On West Coast, we are proud of being an environmentalist. We recycle, bicycle and use public transit. There are even more plug-in electric cars on the roads. Tesla S, an all-electric sport sedan, starts as low as $70,000 and average about $100,000. With imagine of speed and environment-friendly, Tesla became a phenomenon on the market in recent years even at such high price.
However, Elon Musk, the CEO of Tesla Motors, was criticized for getting government subsidies. An estimated amount 4.9 Billion dollar of government support has been distributed to benefit Musk’s Tesla Motor, SolarCity and Space X in past couple years. This subsidies includes grants, long term government loan with low interest, $7,500 federal tax credit (an additional $2,500 rebate in California) per car and more. Even with help from federal government, Tesla Motor is still losing $4,000 on every car it sells.
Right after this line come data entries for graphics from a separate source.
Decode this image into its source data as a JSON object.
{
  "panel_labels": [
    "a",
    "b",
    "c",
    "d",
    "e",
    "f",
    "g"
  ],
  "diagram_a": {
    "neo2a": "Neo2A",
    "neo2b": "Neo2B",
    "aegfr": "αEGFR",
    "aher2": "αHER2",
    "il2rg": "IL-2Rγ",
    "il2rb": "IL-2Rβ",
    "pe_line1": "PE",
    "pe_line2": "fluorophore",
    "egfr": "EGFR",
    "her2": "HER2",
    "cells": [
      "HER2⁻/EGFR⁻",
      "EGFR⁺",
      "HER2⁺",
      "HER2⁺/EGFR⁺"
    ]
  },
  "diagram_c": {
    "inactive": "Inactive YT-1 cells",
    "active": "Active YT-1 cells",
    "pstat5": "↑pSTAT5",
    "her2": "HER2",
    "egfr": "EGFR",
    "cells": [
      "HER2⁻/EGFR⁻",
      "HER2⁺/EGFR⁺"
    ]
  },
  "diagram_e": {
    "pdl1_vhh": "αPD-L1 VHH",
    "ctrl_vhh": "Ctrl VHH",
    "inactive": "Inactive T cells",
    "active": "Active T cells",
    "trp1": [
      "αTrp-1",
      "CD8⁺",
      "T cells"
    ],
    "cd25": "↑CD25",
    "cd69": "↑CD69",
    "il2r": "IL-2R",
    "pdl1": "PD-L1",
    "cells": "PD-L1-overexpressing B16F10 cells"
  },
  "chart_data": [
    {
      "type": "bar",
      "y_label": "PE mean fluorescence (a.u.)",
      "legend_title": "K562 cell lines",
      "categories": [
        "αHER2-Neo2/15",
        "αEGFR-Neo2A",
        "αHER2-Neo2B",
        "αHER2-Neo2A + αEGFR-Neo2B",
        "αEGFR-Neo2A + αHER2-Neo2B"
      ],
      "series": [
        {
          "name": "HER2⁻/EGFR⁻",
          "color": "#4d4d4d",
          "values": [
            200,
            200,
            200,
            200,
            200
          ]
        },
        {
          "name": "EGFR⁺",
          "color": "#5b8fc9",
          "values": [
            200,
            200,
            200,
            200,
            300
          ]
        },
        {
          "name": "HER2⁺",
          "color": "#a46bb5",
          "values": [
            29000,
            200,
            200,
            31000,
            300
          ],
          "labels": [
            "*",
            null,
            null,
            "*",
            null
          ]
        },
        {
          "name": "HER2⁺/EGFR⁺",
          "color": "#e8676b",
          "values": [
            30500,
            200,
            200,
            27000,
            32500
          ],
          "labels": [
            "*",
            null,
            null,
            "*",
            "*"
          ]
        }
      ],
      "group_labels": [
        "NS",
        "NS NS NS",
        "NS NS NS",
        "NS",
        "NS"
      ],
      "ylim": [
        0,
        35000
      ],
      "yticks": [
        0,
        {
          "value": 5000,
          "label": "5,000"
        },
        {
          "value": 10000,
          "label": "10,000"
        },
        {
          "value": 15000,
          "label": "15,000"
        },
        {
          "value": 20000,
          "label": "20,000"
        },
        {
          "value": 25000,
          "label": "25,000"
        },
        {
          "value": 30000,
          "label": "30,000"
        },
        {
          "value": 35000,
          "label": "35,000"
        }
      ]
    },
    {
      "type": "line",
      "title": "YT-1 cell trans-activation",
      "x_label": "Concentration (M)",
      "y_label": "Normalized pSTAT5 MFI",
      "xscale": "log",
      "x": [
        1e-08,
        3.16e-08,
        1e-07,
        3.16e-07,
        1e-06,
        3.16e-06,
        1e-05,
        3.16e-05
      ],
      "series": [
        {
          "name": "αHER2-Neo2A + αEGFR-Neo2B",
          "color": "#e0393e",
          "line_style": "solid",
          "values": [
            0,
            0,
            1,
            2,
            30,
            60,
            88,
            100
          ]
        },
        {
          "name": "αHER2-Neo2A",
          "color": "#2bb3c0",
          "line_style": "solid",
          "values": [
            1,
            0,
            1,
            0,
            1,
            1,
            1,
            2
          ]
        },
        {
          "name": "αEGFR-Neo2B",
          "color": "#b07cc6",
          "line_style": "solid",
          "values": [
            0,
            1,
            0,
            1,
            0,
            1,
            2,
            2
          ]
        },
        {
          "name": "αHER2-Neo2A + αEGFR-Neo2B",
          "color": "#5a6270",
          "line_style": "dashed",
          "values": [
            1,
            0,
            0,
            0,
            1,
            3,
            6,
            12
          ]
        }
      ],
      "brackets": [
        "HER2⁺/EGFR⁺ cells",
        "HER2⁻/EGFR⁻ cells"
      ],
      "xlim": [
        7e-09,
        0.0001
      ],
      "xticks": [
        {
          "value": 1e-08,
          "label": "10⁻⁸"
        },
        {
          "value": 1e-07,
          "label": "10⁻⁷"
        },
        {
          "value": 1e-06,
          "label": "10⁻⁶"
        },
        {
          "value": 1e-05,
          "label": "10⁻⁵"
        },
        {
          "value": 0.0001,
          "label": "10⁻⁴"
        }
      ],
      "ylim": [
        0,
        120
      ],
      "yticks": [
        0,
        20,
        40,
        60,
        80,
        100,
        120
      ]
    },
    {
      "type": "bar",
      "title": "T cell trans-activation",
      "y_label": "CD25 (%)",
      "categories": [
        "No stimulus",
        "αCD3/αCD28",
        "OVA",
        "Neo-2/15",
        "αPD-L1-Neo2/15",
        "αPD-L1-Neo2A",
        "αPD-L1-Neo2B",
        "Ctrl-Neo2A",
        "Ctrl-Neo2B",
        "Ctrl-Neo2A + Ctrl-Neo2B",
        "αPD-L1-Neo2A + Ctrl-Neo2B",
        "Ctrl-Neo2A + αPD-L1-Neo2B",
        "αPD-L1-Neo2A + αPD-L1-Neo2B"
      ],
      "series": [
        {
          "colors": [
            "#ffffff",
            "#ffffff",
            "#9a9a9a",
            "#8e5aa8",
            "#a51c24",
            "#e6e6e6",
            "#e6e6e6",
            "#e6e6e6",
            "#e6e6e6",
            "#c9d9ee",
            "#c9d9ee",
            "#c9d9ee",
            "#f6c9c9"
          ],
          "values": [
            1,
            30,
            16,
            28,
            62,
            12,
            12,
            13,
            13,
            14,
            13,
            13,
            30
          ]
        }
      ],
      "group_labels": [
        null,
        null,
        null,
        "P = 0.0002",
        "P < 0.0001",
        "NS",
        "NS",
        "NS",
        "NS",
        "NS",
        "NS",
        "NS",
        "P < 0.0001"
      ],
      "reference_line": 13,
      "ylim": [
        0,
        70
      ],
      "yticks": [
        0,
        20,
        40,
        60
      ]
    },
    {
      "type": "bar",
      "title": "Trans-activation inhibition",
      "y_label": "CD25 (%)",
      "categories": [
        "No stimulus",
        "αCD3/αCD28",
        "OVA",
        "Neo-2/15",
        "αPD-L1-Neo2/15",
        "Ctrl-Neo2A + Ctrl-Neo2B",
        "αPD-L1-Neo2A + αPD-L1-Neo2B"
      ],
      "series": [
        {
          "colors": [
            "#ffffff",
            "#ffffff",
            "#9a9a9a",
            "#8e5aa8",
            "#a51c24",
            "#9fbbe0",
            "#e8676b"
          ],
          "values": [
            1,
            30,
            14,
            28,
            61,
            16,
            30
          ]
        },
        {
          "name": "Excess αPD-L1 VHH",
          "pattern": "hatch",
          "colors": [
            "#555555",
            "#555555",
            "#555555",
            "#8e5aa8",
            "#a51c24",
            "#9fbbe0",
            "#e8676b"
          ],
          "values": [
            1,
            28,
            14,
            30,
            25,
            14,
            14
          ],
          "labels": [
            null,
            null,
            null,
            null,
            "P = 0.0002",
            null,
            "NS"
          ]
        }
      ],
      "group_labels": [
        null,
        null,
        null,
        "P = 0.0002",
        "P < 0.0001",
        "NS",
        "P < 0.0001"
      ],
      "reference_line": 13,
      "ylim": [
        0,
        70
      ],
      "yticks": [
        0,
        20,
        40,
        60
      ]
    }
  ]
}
It is difficult to calculate the accurate cost of a Tesla vehicle without government support, but it is likely fewer people would choose to buy Tesla and the company has already gone out of business. Is it what we want?
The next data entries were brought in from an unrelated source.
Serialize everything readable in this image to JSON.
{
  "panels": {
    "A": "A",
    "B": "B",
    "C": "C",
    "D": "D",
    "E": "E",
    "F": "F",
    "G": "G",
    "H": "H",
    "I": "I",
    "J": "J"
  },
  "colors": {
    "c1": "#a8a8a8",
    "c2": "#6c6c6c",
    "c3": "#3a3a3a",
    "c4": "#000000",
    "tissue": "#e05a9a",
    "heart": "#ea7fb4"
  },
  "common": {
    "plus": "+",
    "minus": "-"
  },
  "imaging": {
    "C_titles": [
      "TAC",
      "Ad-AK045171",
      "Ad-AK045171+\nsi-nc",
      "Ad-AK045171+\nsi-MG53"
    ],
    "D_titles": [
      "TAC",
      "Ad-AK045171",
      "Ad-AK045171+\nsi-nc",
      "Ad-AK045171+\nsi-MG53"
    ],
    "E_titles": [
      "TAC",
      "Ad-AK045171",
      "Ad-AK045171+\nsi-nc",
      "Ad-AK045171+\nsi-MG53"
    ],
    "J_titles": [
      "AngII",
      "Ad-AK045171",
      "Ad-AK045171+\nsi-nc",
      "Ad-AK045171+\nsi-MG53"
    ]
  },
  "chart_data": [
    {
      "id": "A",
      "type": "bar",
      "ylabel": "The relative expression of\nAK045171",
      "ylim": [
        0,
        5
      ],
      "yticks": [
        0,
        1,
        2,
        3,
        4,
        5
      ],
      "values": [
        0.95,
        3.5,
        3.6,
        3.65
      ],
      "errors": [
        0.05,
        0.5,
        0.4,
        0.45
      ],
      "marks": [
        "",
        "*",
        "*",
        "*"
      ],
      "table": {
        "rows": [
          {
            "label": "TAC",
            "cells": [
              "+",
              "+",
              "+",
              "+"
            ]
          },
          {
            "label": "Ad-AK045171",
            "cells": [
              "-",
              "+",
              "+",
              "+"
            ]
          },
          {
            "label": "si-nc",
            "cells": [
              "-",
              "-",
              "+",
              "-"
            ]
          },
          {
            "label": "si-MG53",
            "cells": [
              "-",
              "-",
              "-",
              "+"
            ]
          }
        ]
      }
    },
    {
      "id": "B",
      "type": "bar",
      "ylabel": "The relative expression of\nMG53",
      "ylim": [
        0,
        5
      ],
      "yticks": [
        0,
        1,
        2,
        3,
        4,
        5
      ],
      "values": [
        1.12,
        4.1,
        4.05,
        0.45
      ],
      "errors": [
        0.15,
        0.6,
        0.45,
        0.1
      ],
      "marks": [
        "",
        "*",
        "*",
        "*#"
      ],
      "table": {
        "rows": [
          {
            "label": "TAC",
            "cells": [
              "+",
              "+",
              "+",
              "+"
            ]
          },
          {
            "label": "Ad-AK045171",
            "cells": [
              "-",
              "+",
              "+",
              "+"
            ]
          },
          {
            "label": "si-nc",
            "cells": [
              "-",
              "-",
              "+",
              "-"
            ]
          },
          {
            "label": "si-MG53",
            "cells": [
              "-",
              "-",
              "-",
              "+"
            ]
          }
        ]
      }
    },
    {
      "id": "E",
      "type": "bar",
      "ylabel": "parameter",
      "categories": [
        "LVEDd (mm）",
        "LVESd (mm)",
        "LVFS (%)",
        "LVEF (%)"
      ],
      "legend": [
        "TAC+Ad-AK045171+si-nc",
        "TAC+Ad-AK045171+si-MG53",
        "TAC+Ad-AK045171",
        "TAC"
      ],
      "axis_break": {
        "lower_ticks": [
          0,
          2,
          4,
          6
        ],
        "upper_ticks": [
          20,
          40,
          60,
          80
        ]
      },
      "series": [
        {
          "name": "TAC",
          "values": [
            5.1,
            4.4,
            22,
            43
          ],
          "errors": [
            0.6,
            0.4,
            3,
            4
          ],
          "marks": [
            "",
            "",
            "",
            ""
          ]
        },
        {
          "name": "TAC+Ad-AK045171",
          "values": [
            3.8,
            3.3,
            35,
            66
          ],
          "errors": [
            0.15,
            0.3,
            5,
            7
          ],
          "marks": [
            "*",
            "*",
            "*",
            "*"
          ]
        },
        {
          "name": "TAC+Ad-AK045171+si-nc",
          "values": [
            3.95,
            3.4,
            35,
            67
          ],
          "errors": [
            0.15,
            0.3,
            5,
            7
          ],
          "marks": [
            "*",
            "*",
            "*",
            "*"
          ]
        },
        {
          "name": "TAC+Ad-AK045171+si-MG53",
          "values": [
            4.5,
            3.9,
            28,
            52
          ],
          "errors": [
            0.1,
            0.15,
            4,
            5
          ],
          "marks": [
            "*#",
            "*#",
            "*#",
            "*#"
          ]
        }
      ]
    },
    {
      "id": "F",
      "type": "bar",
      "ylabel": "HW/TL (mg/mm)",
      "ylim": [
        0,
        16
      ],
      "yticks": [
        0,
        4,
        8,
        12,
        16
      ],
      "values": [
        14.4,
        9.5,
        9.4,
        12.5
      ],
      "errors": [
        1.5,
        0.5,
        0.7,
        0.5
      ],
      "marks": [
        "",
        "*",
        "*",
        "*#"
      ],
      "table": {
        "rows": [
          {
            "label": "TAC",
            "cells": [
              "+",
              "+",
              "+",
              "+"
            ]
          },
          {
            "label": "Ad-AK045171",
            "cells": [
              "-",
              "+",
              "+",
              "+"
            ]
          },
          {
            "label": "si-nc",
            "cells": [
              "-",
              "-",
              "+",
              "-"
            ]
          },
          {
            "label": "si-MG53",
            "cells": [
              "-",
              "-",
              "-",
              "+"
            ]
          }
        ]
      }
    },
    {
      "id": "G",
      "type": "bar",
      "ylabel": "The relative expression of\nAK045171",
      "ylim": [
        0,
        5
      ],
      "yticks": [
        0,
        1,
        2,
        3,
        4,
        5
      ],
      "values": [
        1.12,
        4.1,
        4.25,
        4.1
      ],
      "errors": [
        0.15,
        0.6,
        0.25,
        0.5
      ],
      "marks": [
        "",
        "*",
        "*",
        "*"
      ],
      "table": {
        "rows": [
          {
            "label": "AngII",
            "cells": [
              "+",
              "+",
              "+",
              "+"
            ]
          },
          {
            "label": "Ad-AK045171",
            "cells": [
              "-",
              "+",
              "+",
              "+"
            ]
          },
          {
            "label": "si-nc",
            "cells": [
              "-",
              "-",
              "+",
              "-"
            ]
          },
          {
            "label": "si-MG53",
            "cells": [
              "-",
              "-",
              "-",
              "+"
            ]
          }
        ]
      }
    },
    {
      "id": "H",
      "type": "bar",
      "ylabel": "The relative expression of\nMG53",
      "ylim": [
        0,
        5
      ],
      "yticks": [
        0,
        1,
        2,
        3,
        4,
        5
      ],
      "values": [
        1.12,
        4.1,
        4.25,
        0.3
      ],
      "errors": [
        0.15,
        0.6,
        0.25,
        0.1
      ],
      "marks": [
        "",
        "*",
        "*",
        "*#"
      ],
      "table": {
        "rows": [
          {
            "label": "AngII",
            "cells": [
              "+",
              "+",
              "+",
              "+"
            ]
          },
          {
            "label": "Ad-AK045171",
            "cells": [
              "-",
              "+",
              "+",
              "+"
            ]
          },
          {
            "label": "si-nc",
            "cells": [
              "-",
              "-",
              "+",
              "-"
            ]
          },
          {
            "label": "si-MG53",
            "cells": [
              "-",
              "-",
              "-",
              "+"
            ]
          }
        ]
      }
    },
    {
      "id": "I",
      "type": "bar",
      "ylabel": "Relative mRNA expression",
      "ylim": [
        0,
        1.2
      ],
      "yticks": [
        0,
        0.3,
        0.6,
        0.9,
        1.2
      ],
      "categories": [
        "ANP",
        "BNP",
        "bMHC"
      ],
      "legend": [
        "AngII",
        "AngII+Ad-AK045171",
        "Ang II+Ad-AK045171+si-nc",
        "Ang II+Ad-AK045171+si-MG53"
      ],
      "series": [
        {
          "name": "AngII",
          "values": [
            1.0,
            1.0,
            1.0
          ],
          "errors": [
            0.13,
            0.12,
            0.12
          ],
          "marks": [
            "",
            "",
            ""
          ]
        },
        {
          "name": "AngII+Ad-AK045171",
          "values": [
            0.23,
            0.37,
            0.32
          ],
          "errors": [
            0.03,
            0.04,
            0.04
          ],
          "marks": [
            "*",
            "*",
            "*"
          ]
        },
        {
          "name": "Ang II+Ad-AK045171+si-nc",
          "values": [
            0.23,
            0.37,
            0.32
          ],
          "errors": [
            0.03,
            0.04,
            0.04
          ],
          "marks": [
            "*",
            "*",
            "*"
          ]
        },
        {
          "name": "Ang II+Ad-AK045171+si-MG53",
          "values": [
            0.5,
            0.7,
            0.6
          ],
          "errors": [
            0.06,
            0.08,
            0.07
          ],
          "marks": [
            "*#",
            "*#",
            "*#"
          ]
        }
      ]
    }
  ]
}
New technologies are costly and unpredictable. An innovated private company, such as tesla, could hardly survive on competitive market. Vehicle customers would prefer to buy a $50,000 gas-powered one than $ 150,000 priced electric car if they perform similarly.
In The Carbon Efficient City, authors suggest “Subsidies of new technologies such as wind may be helpful in the short term but in all likelihood would be unnecessary if the playing field were leveled for new wind projects developed by utilities or by practically enabling distributed generation”. In our Tesla case, government subsidies is major reason people are buying electric cars, and it would be true in the future until current technology evolve to be efficient.
If government are too conservative to spend in innovation, then the society would not move forward.